Rich Goldberg, a senior staff member of the US Attorney's Office, prosecuted all the defendants. Normally, Goldberg would never prosecute such a low-level case. Andrew Erba, the defense lawyer who has filed appeals on behalf of several of the defendants, stated, “Somewhere there was a policy decision to make this high priority.” The sentence couldn't have been more severe, Erba said. “[Rapoport] would never have done it on his own. The only reason the probation was advanced was because the US Attorney's Office pushed it.”
The prosecution's rationale for seeking the stiff probation sentence was that the defendants did not acknowledge the criminal character of their actions, and did not renounce engaging in similar activity in the future. “At sentencing,” reasoned Goldberg, “they told the court they had not committed crimes, that they would not be deterred from doing what was right.” The court, he said, declared that they must therefore be watched, and prevented from committing future “crimes.”
At the trial Goldin, Kissinger and Taylor stated that they were never ordered to move and thus could not have disobeyed any such order. Indeed there were a number of problems with the prosecution's case, including false identifications on the part of prosecution witnesses. By the government's own account, the activity of those given the parole sentences was less disruptive than many of those who received only the fine.
More importantly, however, the defendants argued that their refusal to acknowledge they had committed a crime in Philadelphia was not a brief for disobeying orders, but simply an assertion of their legal rights to campaign on behalf of Mumia Abu-Jamal.
The federal magistrate's ruling essentially criminalizes much of the political activity carried out by the defendants. The sentence, though it is currently being appealed, has already prohibited Kissinger from speaking at Mumia rallies held outside of the New York City district in which he lives. The clause prohibiting contact with felons will especially disrupt the activity of Frances Goldin, who has been in close contact with Mumia and has written a great deal on his trial.
Shortly after the sentencing, Kissinger's wife received two federal subpoenas demanding that she turn over all her financial records for the last 10 years, including joint records with Clark Kissinger. She has also been ordered to testify before a federal grand jury, supposedly because of an investigation of her former employer. However, she worked for the individual under investigation for only two years, and no other employees have been subpoenaed. This action, in conjunction with the sentencing of Clark Kissinger, hardly seems coincidental. Kissinger has stated that it is an attempt to use “every legal mechanism to bring pressure on a key leader in the Mumia movement and find out everything about his finances and personal activity.”
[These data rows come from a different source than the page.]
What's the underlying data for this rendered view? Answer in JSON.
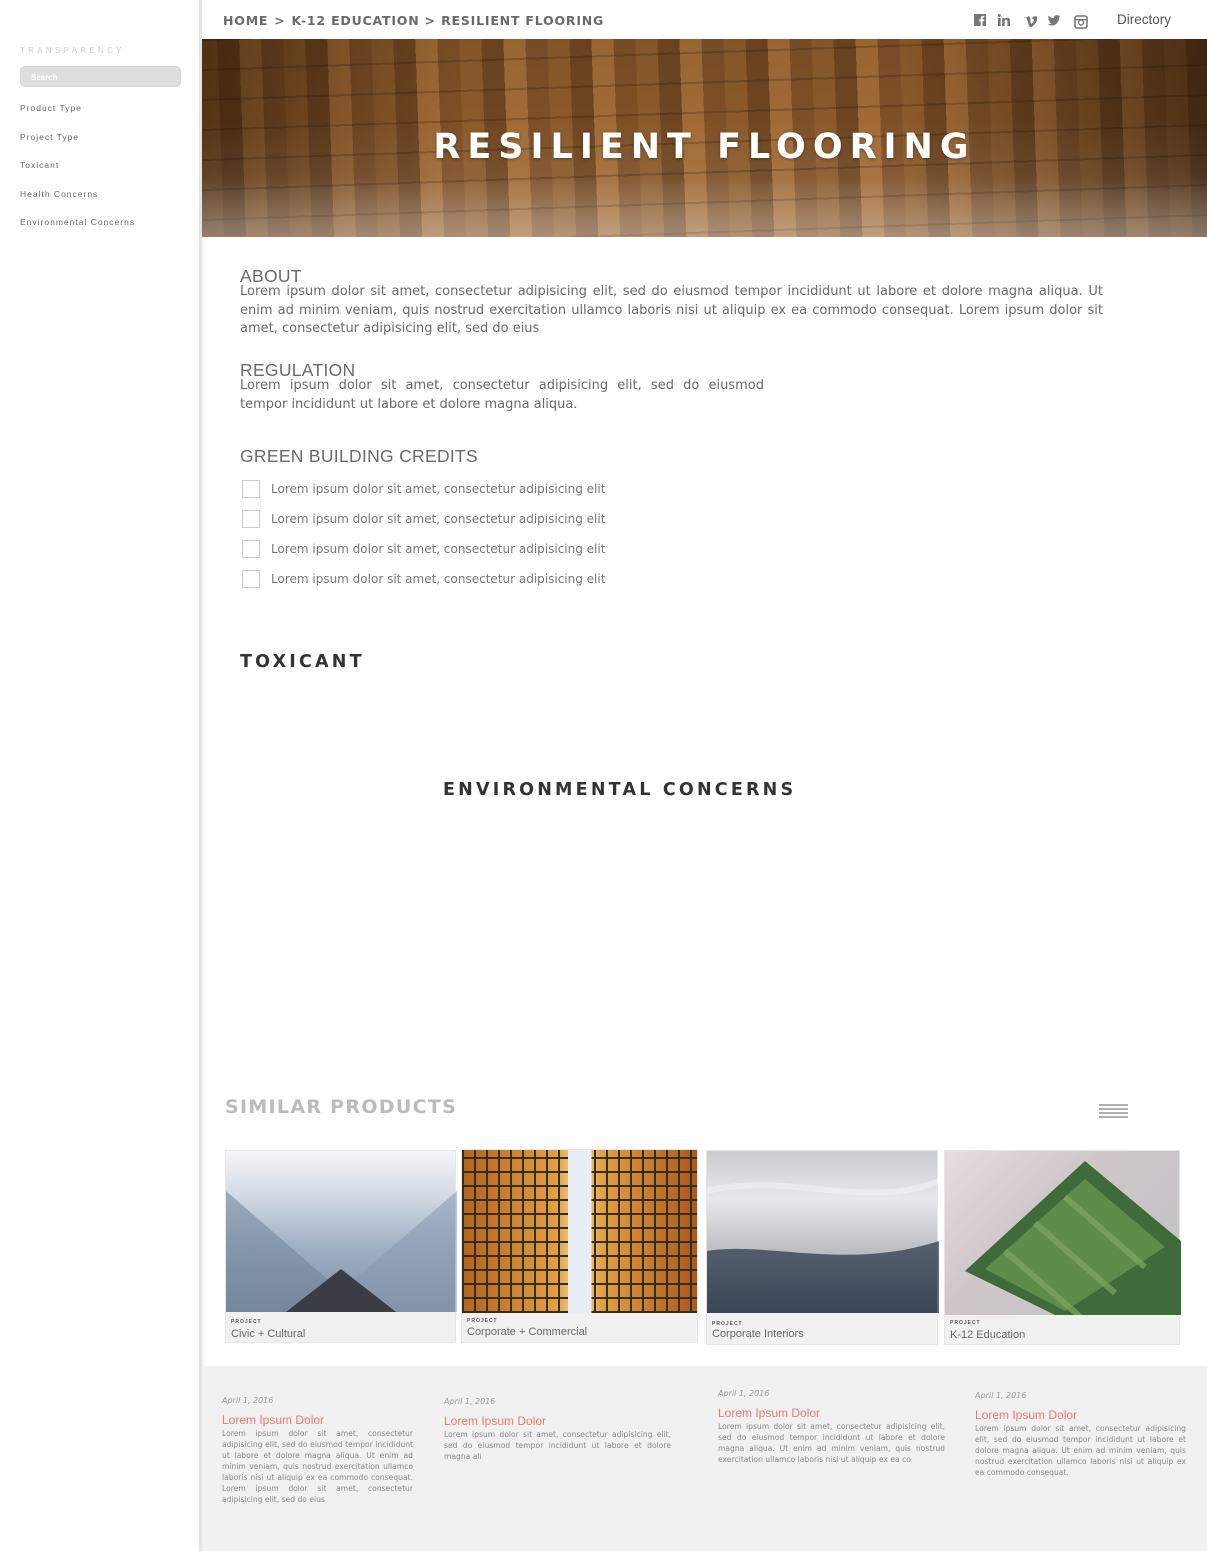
{
  "sidebar": {
    "brand": "TRANSPARENCY",
    "search_placeholder": "Search",
    "items": [
      {
        "label": "Product Type"
      },
      {
        "label": "Project Type"
      },
      {
        "label": "Toxicant"
      },
      {
        "label": "Health Concerns"
      },
      {
        "label": "Environmental Concerns"
      }
    ]
  },
  "header": {
    "breadcrumb": {
      "home": "HOME",
      "sep": ">",
      "k12": "K-12 EDUCATION",
      "current": "> RESILIENT FLOORING"
    },
    "social": [
      "facebook-icon",
      "linkedin-icon",
      "vimeo-icon",
      "twitter-icon",
      "instagram-icon"
    ],
    "directory": "Directory"
  },
  "hero": {
    "title": "RESILIENT FLOORING"
  },
  "about": {
    "heading": "ABOUT",
    "body": "Lorem ipsum dolor sit amet, consectetur adipisicing elit, sed do eiusmod tempor incididunt ut labore et dolore magna aliqua. Ut enim ad minim veniam, quis nostrud exercitation ullamco laboris nisi ut aliquip ex ea commodo consequat. Lorem ipsum dolor sit amet, consectetur adipisicing elit, sed do eius"
  },
  "regulation": {
    "heading": "REGULATION",
    "body": "Lorem ipsum dolor sit amet, consectetur adipisicing elit, sed do eiusmod tempor incididunt ut labore et dolore magna aliqua."
  },
  "green": {
    "heading": "GREEN BUILDING CREDITS",
    "credits": [
      "Lorem ipsum dolor sit amet, consectetur adipisicing elit",
      "Lorem ipsum dolor sit amet, consectetur adipisicing elit",
      "Lorem ipsum dolor sit amet, consectetur adipisicing elit",
      "Lorem ipsum dolor sit amet, consectetur adipisicing elit"
    ]
  },
  "toxicant": {
    "heading": "TOXICANT"
  },
  "environmental": {
    "heading": "ENVIRONMENTAL CONCERNS"
  },
  "similar": {
    "heading": "SIMILAR PRODUCTS",
    "cards": [
      {
        "project_label": "PROJECT",
        "category": "Civic + Cultural"
      },
      {
        "project_label": "PROJECT",
        "category": "Corporate + Commercial"
      },
      {
        "project_label": "PROJECT",
        "category": "Corporate Interiors"
      },
      {
        "project_label": "PROJECT",
        "category": "K-12 Education"
      }
    ]
  },
  "footer": {
    "posts": [
      {
        "date": "April 1, 2016",
        "title": "Lorem Ipsum Dolor",
        "body": "Lorem ipsum dolor sit amet, consectetur adipisicing elit, sed do eiusmod tempor incididunt ut labore et dolore magna aliqua. Ut enim ad minim veniam, quis nostrud exercitation ullamco laboris nisi ut aliquip ex ea commodo consequat. Lorem ipsum dolor sit amet, consectetur adipisicing elit, sed do eius"
      },
      {
        "date": "April 1, 2016",
        "title": "Lorem Ipsum Dolor",
        "body": "Lorem ipsum dolor sit amet, consectetur adipisicing elit, sed do eiusmod tempor incididunt ut labore et dolore magna ali"
      },
      {
        "date": "April 1, 2016",
        "title": "Lorem Ipsum Dolor",
        "body": "Lorem ipsum dolor sit amet, consectetur adipisicing elit, sed do eiusmod tempor incididunt ut labore et dolore magna aliqua. Ut enim ad minim veniam, quis nostrud exercitation ullamco laboris nisi ut aliquip ex ea co"
      },
      {
        "date": "April 1, 2016",
        "title": "Lorem Ipsum Dolor",
        "body": "Lorem ipsum dolor sit amet, consectetur adipisicing elit, sed do eiusmod tempor incididunt ut labore et dolore magna aliqua. Ut enim ad minim veniam, quis nostrud exercitation ullamco laboris nisi ut aliquip ex ea commodo consequat."
      }
    ]
  },
  "colors": {
    "accent": "#f07a6a",
    "footer_bg": "#f1f1f1"
  }
}
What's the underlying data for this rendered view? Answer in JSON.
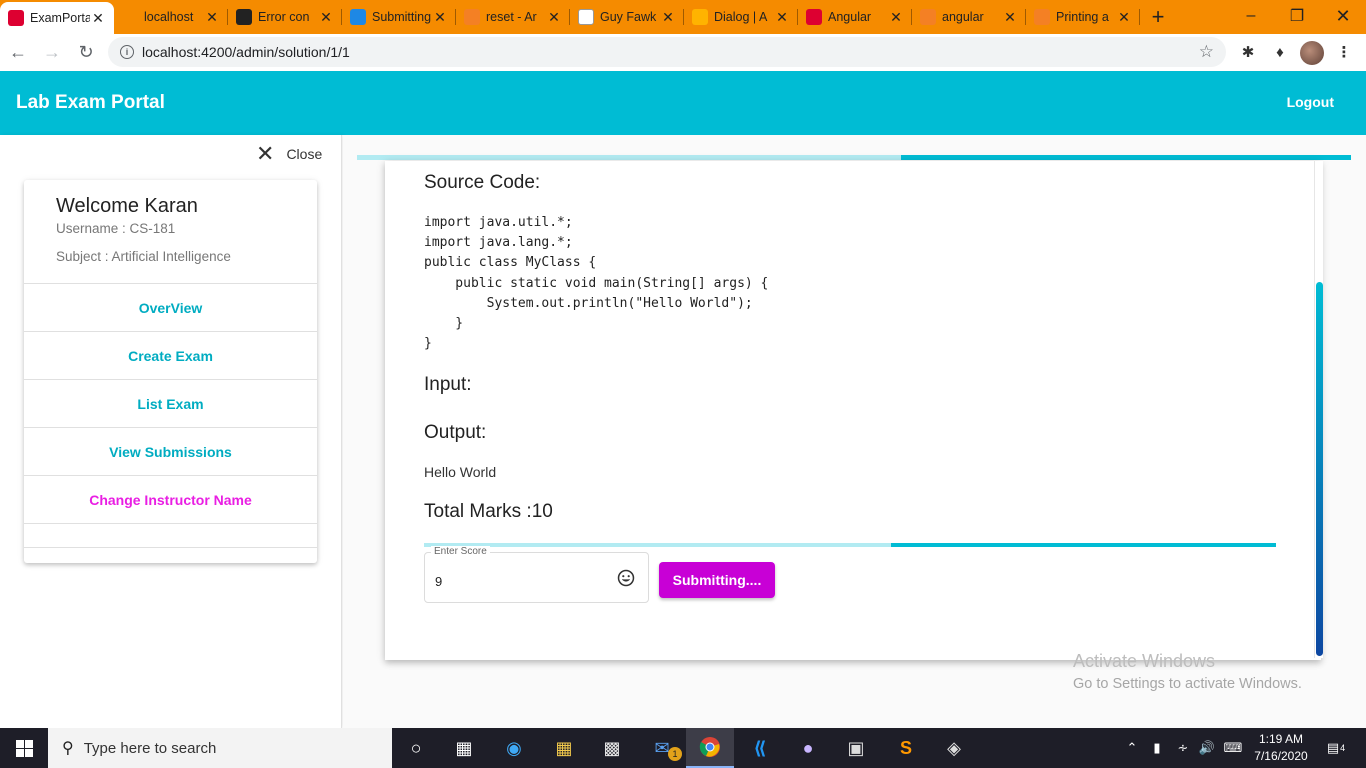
{
  "browser": {
    "tabs": [
      {
        "title": "ExamPortal",
        "icon": "angular-icon",
        "color": "#dd0031",
        "active": true
      },
      {
        "title": "localhost",
        "icon": "phpmyadmin-icon",
        "color": "#f58b00"
      },
      {
        "title": "Error con",
        "icon": "github-icon",
        "color": "#222222"
      },
      {
        "title": "Submitting",
        "icon": "browserstack-icon",
        "color": "#1e88e5"
      },
      {
        "title": "reset - Ar",
        "icon": "stackoverflow-icon",
        "color": "#f48024"
      },
      {
        "title": "Guy Fawk",
        "icon": "wikipedia-icon",
        "color": "#ffffff"
      },
      {
        "title": "Dialog | A",
        "icon": "material-icon",
        "color": "#ffb300"
      },
      {
        "title": "Angular",
        "icon": "angular-icon",
        "color": "#dd0031"
      },
      {
        "title": "angular",
        "icon": "stackoverflow-icon",
        "color": "#f48024"
      },
      {
        "title": "Printing a",
        "icon": "stackoverflow-icon",
        "color": "#f48024"
      }
    ],
    "url": "localhost:4200/admin/solution/1/1"
  },
  "app": {
    "title": "Lab Exam Portal",
    "logout": "Logout",
    "accent": "#00bcd4"
  },
  "sidebar": {
    "close_label": "Close",
    "welcome": "Welcome Karan",
    "username": "Username : CS-181",
    "subject": "Subject : Artificial Intelligence",
    "items": [
      {
        "label": "OverView"
      },
      {
        "label": "Create Exam"
      },
      {
        "label": "List Exam"
      },
      {
        "label": "View Submissions"
      },
      {
        "label": "Change Instructor Name"
      }
    ]
  },
  "solution": {
    "source_heading": "Source Code:",
    "source_code": "import java.util.*;\nimport java.lang.*;\npublic class MyClass {\n    public static void main(String[] args) {\n        System.out.println(\"Hello World\");\n    }\n}",
    "input_heading": "Input:",
    "output_heading": "Output:",
    "output_value": "Hello World",
    "total_marks": "Total Marks :10",
    "score_label": "Enter Score",
    "score_value": "9",
    "submit_label": "Submitting...."
  },
  "watermark": {
    "line1": "Activate Windows",
    "line2": "Go to Settings to activate Windows."
  },
  "taskbar": {
    "search_placeholder": "Type here to search",
    "time": "1:19 AM",
    "date": "7/16/2020",
    "mail_badge": "1",
    "notification_count": "4"
  }
}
The federal magistrate's ruling is the latest in a series of efforts by the authorities, the media and police organizations to intimidate and silence supporters of Mumia Abu-Jamal. In January 1999 New Jersey Governor Whitman led a witch-hunt against a benefit concert for Mumia in East Rutherford. Two months later Philadelphia Mayor Ed Rendell attempted to restrict to 500 the number of participants at an April 1999 pro-Mumia march and prevent supporters from publicizing the protest the night before in many downtown areas. In June 1999 House majority whip Tom Delay, the right-wing Texas Republican, sought to prevent officials at Evergreen State College in Washington state from playing a taped address by Mumia to graduating students. A similar effort was made by the Philadelphia District Attorney's Office and the Fraternal Order of Police two months ago at Antioch College in Ohio.
These efforts underscore the connection between the political vendetta against Mumia Abu-Jamal and the ongoing attack on democratic rights in the US.